Él tembló una vez, luego dos contra su palma y ella estaba llegando a su cremallera para soltarlo, cuando su mano vino sobre la de ella y se la apretó.
Espera. Algo estaba mal. Algo había cambiado.
Su cerebro se tardó más de lo que debería en enviar la alerta de que este no era un toque cálido y amoroso; era una advertencia.
—No podemos hacer esto, Paula.
La alarma se disparó a través de ella, rápida y furiosa, la vergüenza cerca de pisar sus talones. Con manos torpes, se apartó de él y ajustó sus propios pantalones, su sostén, su camisa.

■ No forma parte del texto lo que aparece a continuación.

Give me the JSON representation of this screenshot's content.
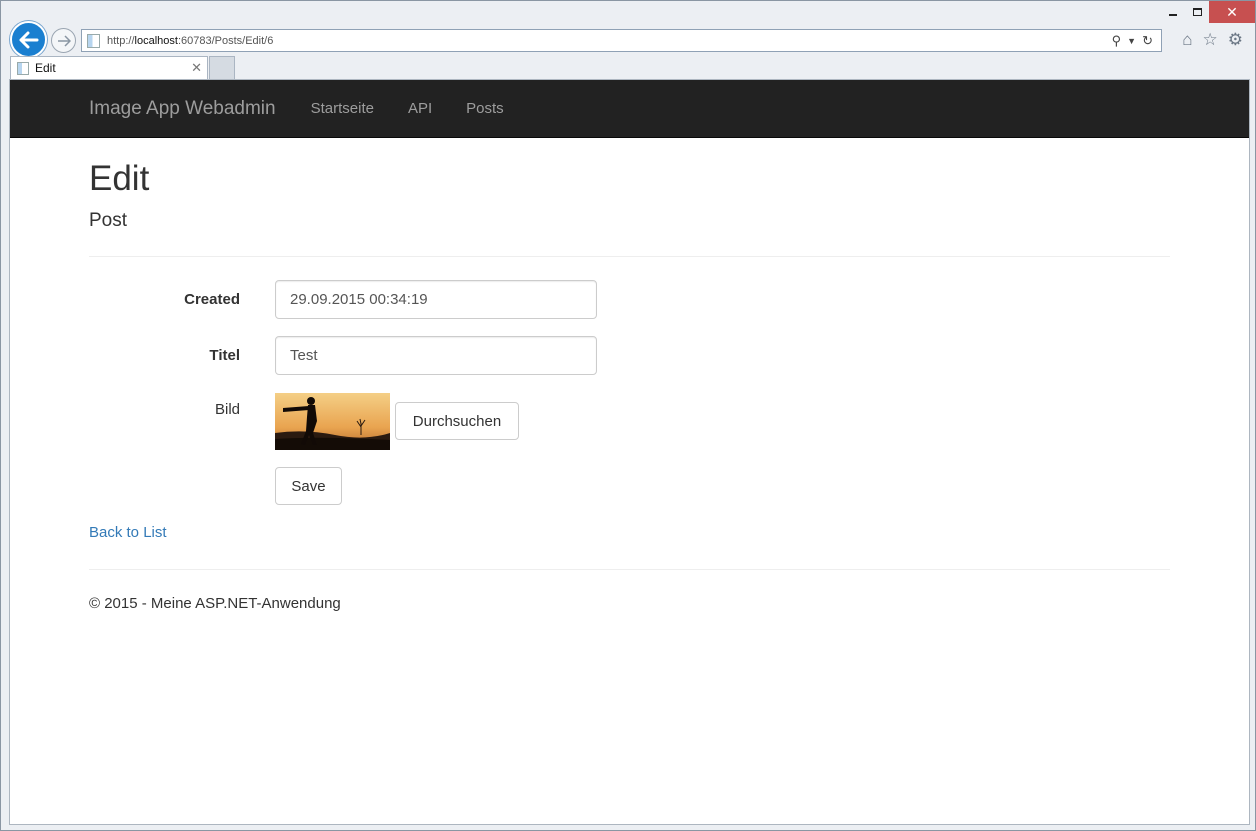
{
  "browser": {
    "url_prefix": "http://",
    "url_host": "localhost",
    "url_rest": ":60783/Posts/Edit/6",
    "tab_title": "Edit"
  },
  "navbar": {
    "brand": "Image App Webadmin",
    "links": [
      "Startseite",
      "API",
      "Posts"
    ]
  },
  "page": {
    "title": "Edit",
    "subtitle": "Post"
  },
  "form": {
    "created_label": "Created",
    "created_value": "29.09.2015 00:34:19",
    "titel_label": "Titel",
    "titel_value": "Test",
    "bild_label": "Bild",
    "browse_button": "Durchsuchen",
    "save_button": "Save"
  },
  "back_link": "Back to List",
  "footer": "© 2015 - Meine ASP.NET-Anwendung",
  "colors": {
    "navbar_bg": "#222222",
    "link": "#337ab7",
    "close_button": "#c75050",
    "back_button": "#1a7fd0"
  }
}
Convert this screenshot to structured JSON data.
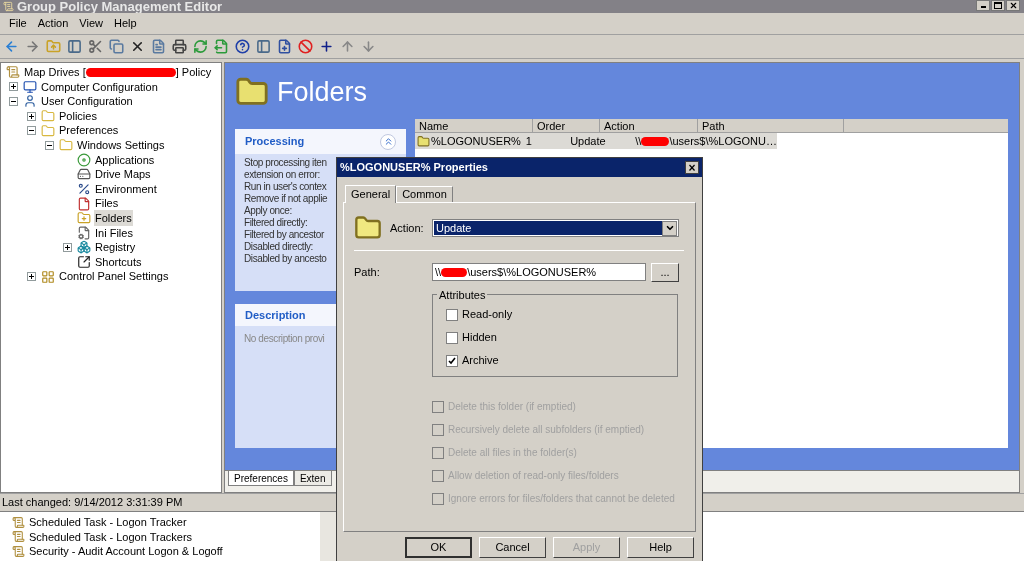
{
  "window": {
    "title": "Group Policy Management Editor"
  },
  "menu": [
    "File",
    "Action",
    "View",
    "Help"
  ],
  "tree": {
    "label_before": "Map Drives [",
    "label_after": "] Policy",
    "redacted": true,
    "children": [
      {
        "label": "Computer Configuration",
        "kind": "computer",
        "expanded": false,
        "selected": false
      },
      {
        "label": "User Configuration",
        "kind": "user",
        "expanded": true,
        "selected": false,
        "children": [
          {
            "label": "Policies",
            "kind": "folder",
            "expanded": false,
            "selected": false
          },
          {
            "label": "Preferences",
            "kind": "folder",
            "expanded": true,
            "selected": false,
            "children": [
              {
                "label": "Windows Settings",
                "kind": "folder",
                "expanded": true,
                "selected": false,
                "children": [
                  {
                    "label": "Applications",
                    "kind": "disc",
                    "selected": false
                  },
                  {
                    "label": "Drive Maps",
                    "kind": "drive",
                    "selected": false
                  },
                  {
                    "label": "Environment",
                    "kind": "percent",
                    "selected": false
                  },
                  {
                    "label": "Files",
                    "kind": "file",
                    "selected": false
                  },
                  {
                    "label": "Folders",
                    "kind": "new-folder",
                    "selected": true
                  },
                  {
                    "label": "Ini Files",
                    "kind": "ini",
                    "selected": false
                  },
                  {
                    "label": "Registry",
                    "kind": "registry",
                    "expanded": false,
                    "selected": false
                  },
                  {
                    "label": "Shortcuts",
                    "kind": "shortcut",
                    "selected": false
                  }
                ]
              }
            ]
          },
          {
            "label": "Control Panel Settings",
            "kind": "control-panel",
            "expanded": false,
            "selected": false
          }
        ]
      }
    ]
  },
  "header": {
    "title": "Folders"
  },
  "processing": {
    "title": "Processing",
    "lines": [
      "Stop processing iten",
      "extension on error:",
      "Run in user's contex",
      "Remove if not applie",
      "Apply once:",
      "Filtered directly:",
      "Filtered by ancestor",
      "Disabled directly:",
      "Disabled by ancesto"
    ]
  },
  "description": {
    "title": "Description",
    "text": "No description provi"
  },
  "table": {
    "columns": [
      "Name",
      "Order",
      "Action",
      "Path"
    ],
    "rows": [
      {
        "name": "%LOGONUSER%",
        "order": "1",
        "action": "Update",
        "path_before": "\\\\",
        "path_after": "\\users$\\%LOGONU…",
        "redacted": true,
        "selected": true
      }
    ]
  },
  "bottom_tabs": [
    {
      "label": "Preferences",
      "selected": true
    },
    {
      "label": "Exten",
      "selected": false
    }
  ],
  "status_bar": "Last changed: 9/14/2012 3:31:39 PM",
  "background_list": [
    "Scheduled Task - Logon Tracker",
    "Scheduled Task - Logon Trackers",
    "Security - Audit Account Logon & Logoff"
  ],
  "dialog": {
    "title": "%LOGONUSER% Properties",
    "close": "×",
    "tabs": [
      {
        "label": "General",
        "selected": true
      },
      {
        "label": "Common",
        "selected": false
      }
    ],
    "action_label": "Action:",
    "action_value": "Update",
    "path_label": "Path:",
    "path_before": "\\\\",
    "path_after": "\\users$\\%LOGONUSER%",
    "path_redacted": true,
    "browse": "...",
    "attributes_title": "Attributes",
    "attributes": [
      {
        "label": "Read-only",
        "checked": false
      },
      {
        "label": "Hidden",
        "checked": false
      },
      {
        "label": "Archive",
        "checked": true
      }
    ],
    "options": [
      {
        "label": "Delete this folder (if emptied)",
        "checked": false,
        "disabled": true
      },
      {
        "label": "Recursively delete all subfolders (if emptied)",
        "checked": false,
        "disabled": true
      },
      {
        "label": "Delete all files in the folder(s)",
        "checked": false,
        "disabled": true
      },
      {
        "label": "Allow deletion of read-only files/folders",
        "checked": false,
        "disabled": true
      },
      {
        "label": "Ignore errors for files/folders that cannot be deleted",
        "checked": false,
        "disabled": true
      }
    ],
    "buttons": [
      {
        "label": "OK",
        "disabled": false,
        "default": true
      },
      {
        "label": "Cancel",
        "disabled": false,
        "default": false
      },
      {
        "label": "Apply",
        "disabled": true,
        "default": false
      },
      {
        "label": "Help",
        "disabled": false,
        "default": false
      }
    ]
  }
}
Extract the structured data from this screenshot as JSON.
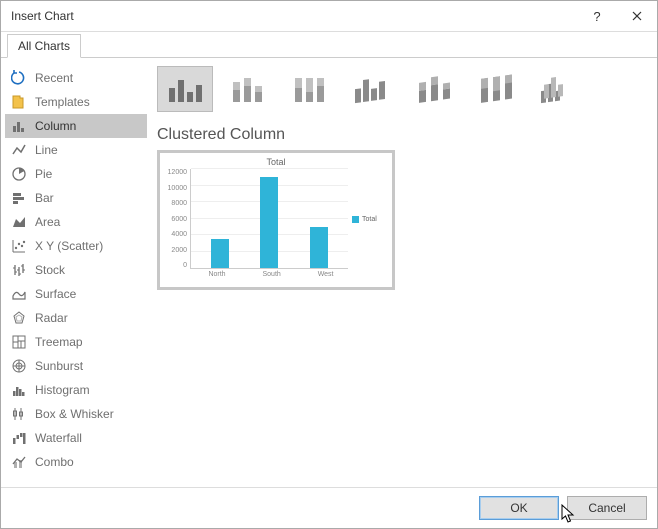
{
  "title": "Insert Chart",
  "tabs": {
    "main": "All Charts"
  },
  "sidebar": {
    "items": [
      {
        "label": "Recent"
      },
      {
        "label": "Templates"
      },
      {
        "label": "Column"
      },
      {
        "label": "Line"
      },
      {
        "label": "Pie"
      },
      {
        "label": "Bar"
      },
      {
        "label": "Area"
      },
      {
        "label": "X Y (Scatter)"
      },
      {
        "label": "Stock"
      },
      {
        "label": "Surface"
      },
      {
        "label": "Radar"
      },
      {
        "label": "Treemap"
      },
      {
        "label": "Sunburst"
      },
      {
        "label": "Histogram"
      },
      {
        "label": "Box & Whisker"
      },
      {
        "label": "Waterfall"
      },
      {
        "label": "Combo"
      }
    ]
  },
  "main": {
    "subtitle": "Clustered Column"
  },
  "footer": {
    "ok": "OK",
    "cancel": "Cancel"
  },
  "chart_data": {
    "type": "bar",
    "title": "Total",
    "categories": [
      "North",
      "South",
      "West"
    ],
    "values": [
      3500,
      11000,
      5000
    ],
    "ylabel": "",
    "xlabel": "",
    "ylim": [
      0,
      12000
    ],
    "yticks": [
      0,
      2000,
      4000,
      6000,
      8000,
      10000,
      12000
    ],
    "series": [
      {
        "name": "Total",
        "values": [
          3500,
          11000,
          5000
        ]
      }
    ]
  },
  "colors": {
    "accent": "#2fb4d8"
  }
}
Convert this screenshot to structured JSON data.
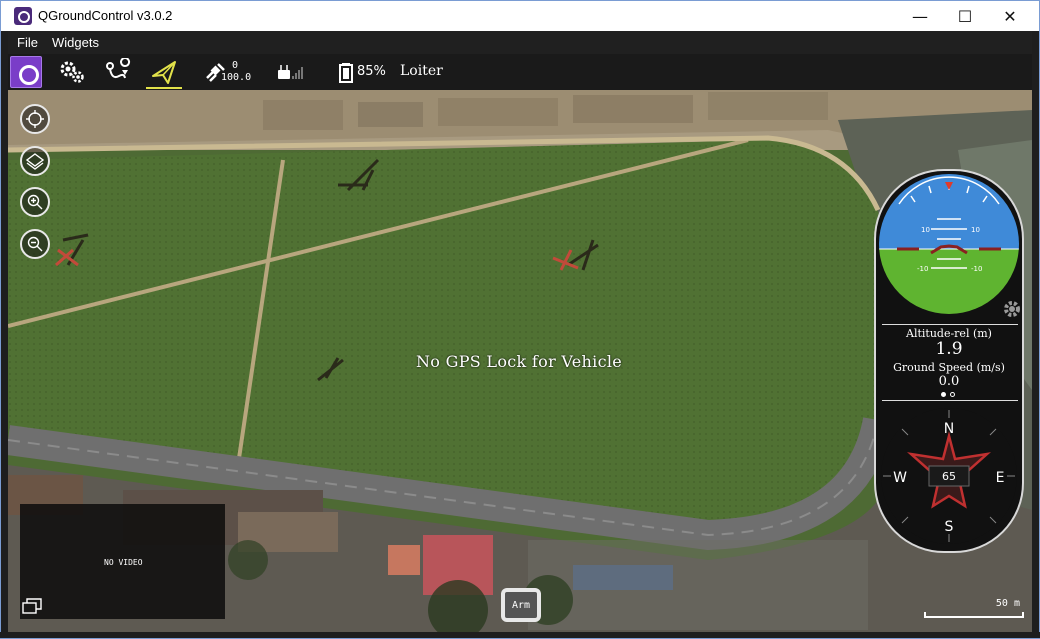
{
  "window": {
    "title": "QGroundControl v3.0.2",
    "minimize": "—",
    "maximize": "☐",
    "close": "✕"
  },
  "menu": {
    "file": "File",
    "widgets": "Widgets"
  },
  "toolbar": {
    "active_view": "fly",
    "gps_count": "0",
    "gps_hdop": "100.0",
    "battery": "85%",
    "flight_mode": "Loiter",
    "accent_color": "#e2e24a",
    "logo_color": "#7a3dc8"
  },
  "map": {
    "status_message": "No GPS Lock for Vehicle",
    "video_text": "NO VIDEO",
    "arm_label": "Arm",
    "scale_label": "50 m"
  },
  "instruments": {
    "pitch_ticks": [
      "10",
      "10",
      "-10",
      "-10"
    ],
    "altitude_label": "Altitude-rel (m)",
    "altitude_value": "1.9",
    "ground_speed_label": "Ground Speed (m/s)",
    "ground_speed_value": "0.0",
    "heading_value": "65",
    "compass_n": "N",
    "compass_e": "E",
    "compass_s": "S",
    "compass_w": "W",
    "sky_color": "#3f8ad8",
    "ground_color": "#5fb430"
  }
}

A pesar de sus advertencias previas acerca de mantenerse alejado de su pasado, a pesar de sus propios y fuertes recelos, él había parecido desearla tanto como ella lo deseaba. Y justo después de sus pensamientos sobre segundas oportunidades, había saltado a la oportunidad de tener intimidad con él.
¿Por qué no se había detenido a sí misma? ¿No era adulta?
¿No sabía?
¿No sabía que era mejor no ponerse a bailar tan cerca de las llamas abrasadoras?
Pero justo cuando estaba tratando de cerrar la tapa sobre sus sentimientos hacia Pedro, para siempre esta vez, oyó de nuevo, una voz en su cabeza diciendo: Tú luchaste por tu hermana. Tú luchaste por tu carrera profesional. Quizás esta vez deberías luchar por Pedro.